A day later, I was wrapping some plants in the garden, preparing for a cold snap (twenty-eight predicted for the night), and when I brushed up against one near the statue, suddenly there was the butterfly, apparently jolted from a leaf and walking on the ground. It hadn’t been eaten. It had survived after all. Lisa was ecstatic.
But what to do about the plummeting temperatures — and the fact that the butterfly still had not taken wing?
We had a few potted plants to feed them (the other garden was decimated by the cold), and when I offered a dianthus to the crawling insect, “Mary” promptly climbed aboard and began feeding on a flower.
We decided against putting it under a barrel for protection, instead bringing it into the garage, where there is a bird cage we don’t use. Although concerned it could crawl out, it seemed glued to the plant and still showed no signs (unlike others) of flying. Lisa “visited” the butterfly throughout the day, delighting in and chatting to it.
That was all good — we planned on releasing it two days later, when the cold was expected to break — but the butterfly had its own plans and suddenly had vanished. We searched the cage. We searched the plant — repeatedly. We searched the garage.
With so much stored there, it was a needle in a haystack.
We put out sugar water to attract it. We used banana peels. We placed the plant on the floor. Lisa prayed especially to Saint Joseph and Saint Anthony. Day after day, for the next week, we said prayers and glanced around hoping to see “Mary.”
Last Friday (1/21/23), a special prayer was said (to Jesus) to find the butterfly before it starved or was dehyrdated. It had been a week. It was suddenly starting to seem bleak. As per routine, we went to seven a.m. Mass, prayed a Scriptural Rosary, and when we got home, something made me stand where the cage had been and take one last look around, muttering another prayer.

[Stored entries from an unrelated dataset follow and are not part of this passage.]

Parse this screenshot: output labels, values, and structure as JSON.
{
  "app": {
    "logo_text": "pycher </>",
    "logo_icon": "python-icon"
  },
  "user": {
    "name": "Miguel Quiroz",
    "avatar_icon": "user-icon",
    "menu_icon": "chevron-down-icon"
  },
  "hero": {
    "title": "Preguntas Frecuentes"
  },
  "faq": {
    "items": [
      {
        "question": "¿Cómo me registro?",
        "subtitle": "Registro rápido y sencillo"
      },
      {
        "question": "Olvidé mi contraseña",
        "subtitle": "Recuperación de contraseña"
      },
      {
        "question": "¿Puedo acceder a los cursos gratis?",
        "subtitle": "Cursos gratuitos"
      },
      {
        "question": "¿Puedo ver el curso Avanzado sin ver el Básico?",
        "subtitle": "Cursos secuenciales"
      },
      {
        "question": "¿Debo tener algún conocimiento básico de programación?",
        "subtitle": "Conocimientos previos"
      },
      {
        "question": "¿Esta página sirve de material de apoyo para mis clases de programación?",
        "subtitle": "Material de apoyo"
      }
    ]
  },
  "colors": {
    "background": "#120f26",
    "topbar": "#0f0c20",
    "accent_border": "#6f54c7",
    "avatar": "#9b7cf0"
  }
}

Immediately after the short prayer, I turned to head from the garage and there it was, crawling on the floor: “Mary,” looking beautiful — no worse for the wear — and suddenly taking flight in the garage, landing on the slats of a window blind.

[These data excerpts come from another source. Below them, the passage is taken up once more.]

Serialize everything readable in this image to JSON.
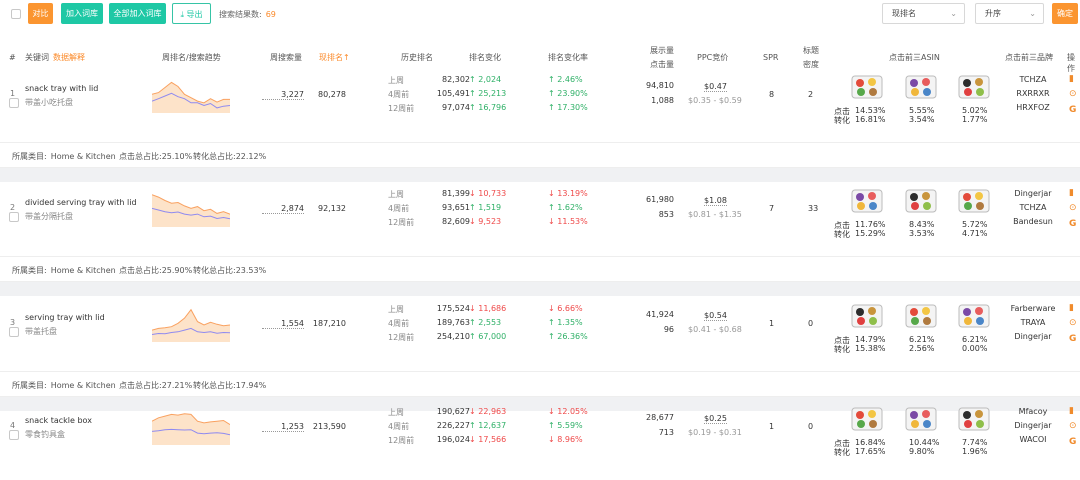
{
  "toolbar": {
    "compare": "对比",
    "add_to_library": "加入词库",
    "add_all_to_library": "全部加入词库",
    "export": "导出",
    "result_label": "搜索结果数:",
    "result_count": "69",
    "sort_field": "现排名",
    "sort_order": "升序",
    "confirm": "确定"
  },
  "header": {
    "keyword": "关键词",
    "data_explain": "数据解释",
    "weekly_rank_trend": "周排名/搜索趋势",
    "weekly_search_volume": "周搜索量",
    "current_rank": "现排名",
    "current_rank_arrow": "↑",
    "history_rank": "历史排名",
    "rank_change": "排名变化",
    "rank_change_rate": "排名变化率",
    "impressions": "展示量",
    "clicks": "点击量",
    "ppc_bid": "PPC竞价",
    "spr": "SPR",
    "title_l1": "标题",
    "title_l2": "密度",
    "top3_asin": "点击前三ASIN",
    "top3_brand": "点击前三品牌",
    "actions": "操作"
  },
  "labels": {
    "last_week": "上周",
    "four_weeks": "4周前",
    "twelve_weeks": "12周前",
    "click": "点击",
    "conversion": "转化",
    "category_prefix": "所属类目:",
    "click_share_prefix": "点击总占比:",
    "conv_share_prefix": "转化总占比:"
  },
  "rows": [
    {
      "index": "1",
      "keyword": "snack tray with lid",
      "keyword_cn": "带盖小吃托盘",
      "search_volume": "3,227",
      "current_rank": "80,278",
      "history": [
        "82,302",
        "105,491",
        "97,074"
      ],
      "change": [
        "↑ 2,024",
        "↑ 25,213",
        "↑ 16,796"
      ],
      "change_dir": [
        "up",
        "up",
        "up"
      ],
      "rate": [
        "↑ 2.46%",
        "↑ 23.90%",
        "↑ 17.30%"
      ],
      "impressions": "94,810",
      "clicks": "1,088",
      "ppc": "$0.47",
      "ppc_range": "$0.35 - $0.59",
      "spr": "8",
      "title_density": "2",
      "asin_clicks": [
        "14.53%",
        "5.55%",
        "5.02%"
      ],
      "asin_conv": [
        "16.81%",
        "3.54%",
        "1.77%"
      ],
      "brands": [
        "TCHZA",
        "RXRRXR",
        "HRXFOZ"
      ],
      "category": "Home & Kitchen",
      "click_share": "25.10%",
      "conv_share": "22.12%",
      "trend_rank": [
        0.55,
        0.6,
        0.75,
        0.9,
        0.78,
        0.55,
        0.45,
        0.35,
        0.3,
        0.42,
        0.32,
        0.4,
        0.4
      ],
      "trend_search": [
        0.35,
        0.42,
        0.5,
        0.58,
        0.48,
        0.42,
        0.3,
        0.3,
        0.22,
        0.28,
        0.15,
        0.2,
        0.22
      ]
    },
    {
      "index": "2",
      "keyword": "divided serving tray with lid",
      "keyword_cn": "带盖分隔托盘",
      "search_volume": "2,874",
      "current_rank": "92,132",
      "history": [
        "81,399",
        "93,651",
        "82,609"
      ],
      "change": [
        "↓ 10,733",
        "↑ 1,519",
        "↓ 9,523"
      ],
      "change_dir": [
        "down",
        "up",
        "down"
      ],
      "rate": [
        "↓ 13.19%",
        "↑ 1.62%",
        "↓ 11.53%"
      ],
      "impressions": "61,980",
      "clicks": "853",
      "ppc": "$1.08",
      "ppc_range": "$0.81 - $1.35",
      "spr": "7",
      "title_density": "33",
      "asin_clicks": [
        "11.76%",
        "8.43%",
        "5.72%"
      ],
      "asin_conv": [
        "15.29%",
        "3.53%",
        "4.71%"
      ],
      "brands": [
        "Dingerjar",
        "TCHZA",
        "Bandesun"
      ],
      "category": "Home & Kitchen",
      "click_share": "25.90%",
      "conv_share": "23.53%",
      "trend_rank": [
        0.95,
        0.88,
        0.78,
        0.7,
        0.72,
        0.62,
        0.55,
        0.6,
        0.48,
        0.52,
        0.4,
        0.45,
        0.38
      ],
      "trend_search": [
        0.55,
        0.5,
        0.45,
        0.42,
        0.44,
        0.38,
        0.35,
        0.38,
        0.3,
        0.32,
        0.25,
        0.28,
        0.24
      ]
    },
    {
      "index": "3",
      "keyword": "serving tray with lid",
      "keyword_cn": "带盖托盘",
      "search_volume": "1,554",
      "current_rank": "187,210",
      "history": [
        "175,524",
        "189,763",
        "254,210"
      ],
      "change": [
        "↓ 11,686",
        "↑ 2,553",
        "↑ 67,000"
      ],
      "change_dir": [
        "down",
        "up",
        "up"
      ],
      "rate": [
        "↓ 6.66%",
        "↑ 1.35%",
        "↑ 26.36%"
      ],
      "impressions": "41,924",
      "clicks": "96",
      "ppc": "$0.54",
      "ppc_range": "$0.41 - $0.68",
      "spr": "1",
      "title_density": "0",
      "asin_clicks": [
        "14.79%",
        "6.21%",
        "6.21%"
      ],
      "asin_conv": [
        "15.38%",
        "2.56%",
        "0.00%"
      ],
      "brands": [
        "Farberware",
        "TRAYA",
        "Dingerjar"
      ],
      "category": "Home & Kitchen",
      "click_share": "27.21%",
      "conv_share": "17.94%",
      "trend_rank": [
        0.35,
        0.4,
        0.42,
        0.45,
        0.55,
        0.7,
        0.95,
        0.6,
        0.5,
        0.58,
        0.52,
        0.48,
        0.5
      ],
      "trend_search": [
        0.22,
        0.25,
        0.24,
        0.28,
        0.3,
        0.35,
        0.4,
        0.3,
        0.28,
        0.3,
        0.26,
        0.28,
        0.27
      ]
    },
    {
      "index": "4",
      "keyword": "snack tackle box",
      "keyword_cn": "零食钓具盒",
      "search_volume": "1,253",
      "current_rank": "213,590",
      "history": [
        "190,627",
        "226,227",
        "196,024"
      ],
      "change": [
        "↓ 22,963",
        "↑ 12,637",
        "↓ 17,566"
      ],
      "change_dir": [
        "down",
        "up",
        "down"
      ],
      "rate": [
        "↓ 12.05%",
        "↑ 5.59%",
        "↓ 8.96%"
      ],
      "impressions": "28,677",
      "clicks": "713",
      "ppc": "$0.25",
      "ppc_range": "$0.19 - $0.31",
      "spr": "1",
      "title_density": "0",
      "asin_clicks": [
        "16.84%",
        "10.44%",
        "7.74%"
      ],
      "asin_conv": [
        "17.65%",
        "9.80%",
        "1.96%"
      ],
      "brands": [
        "Mfacoy",
        "Dingerjar",
        "WACOI"
      ],
      "category": "",
      "click_share": "",
      "conv_share": "",
      "trend_rank": [
        0.7,
        0.8,
        0.85,
        0.9,
        0.88,
        0.92,
        0.9,
        0.7,
        0.65,
        0.68,
        0.7,
        0.72,
        0.6
      ],
      "trend_search": [
        0.4,
        0.42,
        0.45,
        0.46,
        0.45,
        0.44,
        0.45,
        0.35,
        0.33,
        0.35,
        0.36,
        0.34,
        0.3
      ]
    }
  ],
  "colors": {
    "accent": "#fb9530",
    "teal": "#1ec8a5",
    "up": "#2fb067",
    "down": "#ef4a4a",
    "trend_line": "#f9a160",
    "trend_fill": "#fde3c9",
    "search_line": "#8f8af0"
  },
  "icons": [
    "trend-icon",
    "more-icon",
    "google-icon",
    "download-icon"
  ]
}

I rushed outside to grab the plant so we could entice her, trying to think of the best way of capturing the insect without damaging its wings. Didn’t want it to disappear again!
No need for a net.
When I opened the door to re-enter the garage, Lisa was walking slowing toward the door, motioning for quiet. The butterfly was on her face — perched on her upper right cheek near her nose. It had flown from the blinds and circled Lisa’s head three times before landing on her. I was stunned. So was Lisa, who was able to walk out the door without scaring it off. Once outside, “Mary,” freed and safe at last, flew over the garage and away.